Política

MP deve judicializar fim de cargos

Thiago Navarro
| Tempo de leitura: 3 min

O Ministério Público de São Paulo (MP-SP) deve entrar na Justiça contra a Prefeitura de Bauru, Departamento de Água e Esgoto (DAE) e Câmara Municipal para obrigar os três órgãos públicos a extinguirem parte dos cargos comissionados de livre nomeação, transformando-os em cargos efetivos, com preenchimento através de concurso público. Em longa reunião na tarde de ontem, houve tentativa de acordo, o que não ocorreu.

Sem o acordo, o MP já sinaliza que a solução, provavelmente, virá por meio de decisão da Justiça. O promotor Fernando Masseli Helene conduziu a reunião com o prefeito Clodoaldo Gazzetta; o secretário de Negócios Jurídicos, Antônio Carlos Garms; a procuradora-geral do município, Alcimar Mondillo - todos pela prefeitura - e ainda o presidente do DAE, Eliseu Areco Neto; a procuradora jurídica da autarquia, Mayra Fernandes; o presidente da Câmara, vereador José Roberto Segalla (DEM), e o consultor jurídico da Casa de Leis, Carlos Gobbi.

Na reunião, foi proposto um Termo de Ajustamento de Conduta (TAC), mas as divergências de prazo inviabilizaram o acordo. O MP queria uma solução em dois meses, período considerado curto demais por prefeitura, DAE e Câmara, uma vez que para realizar os concursos e fazer as convocações, esse prazo é insuficiente. A eleição municipal deste ano é outro complicador, pois a partir do começo de julho até outubro não pode haver nomeação de servidores. O município pediu que o TAC tivesse um prazo de transição até dezembro, o que não foi aceito.
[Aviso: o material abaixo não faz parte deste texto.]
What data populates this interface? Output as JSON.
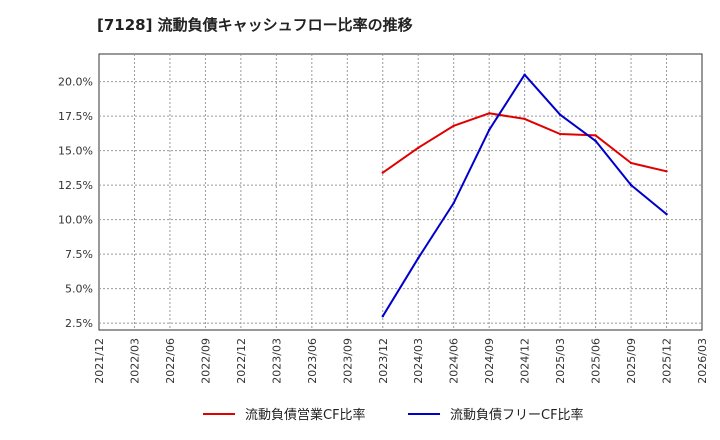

Com o impasse, o encontro terminou sem acordo e o MP ainda vai decidir o que fazer, mas tudo indica que a questão será judicializada. O promotor Fernando Masseli Helene diz que a definição será nos próximos dias. "Buscamos esse acordo, com a proposta de um TAC, porém, não foi aceito. Vamos ainda decidir o que faremos. Eu não vi ilegalidade nesses cargos, mas o entendimento do Conselho Superior do Ministério Público é que o município deve encerrar o preenchimento por livre nomeação, então estamos dando sequência, podendo avançar para uma ação civil pública", afirma.

VÃO DEFENDER

O presidente da Câmara, José Roberto Segalla, destaca que se o caso for mesmo para a Justiça, a Casa irá se defender. "O período de dois meses para encerrar os cargos de livre nomeação é curto, pois não tem como acabar com esses cargos sem afetar o funcionamento da Câmara. Só para abrir um concurso e este ser feito, mesmo sem que haja nenhum questionamento, demoraria mais do que isso. E a partir de julho não dá para nomear mais, por conta das eleições. Pedimos então um prazo maior, até o final do ano, mas não foi aceito e o Ministério Público deve levar para a Justiça. Pelo menos dessa forma teremos como argumentar, pois há jurisprudência mostrando que vários desses cargos devem ser de livre nomeação", frisa.

Na prefeitura, foi cogitada a chance de se passar os cargos da Semel para uma Organização Social (OS), com uma entidade recebendo recursos e fazendo a contratação dos profissionais. Mas isso foi descartado, afirma o prefeito Gazzetta. "Vimos que, legalmente, seria algo complicado. Se a decisão for mesmo pelo fim das nomeações, teremos que abrir concurso tanto para os cargos da Semel como para os demais. A decisão deve ir para a Justiça e a prefeitura pode conseguir manter essas vagas. Ou ter algum acordo mais adiante entre MP, prefeitura e Câmara, com o Judiciário concordando", entende.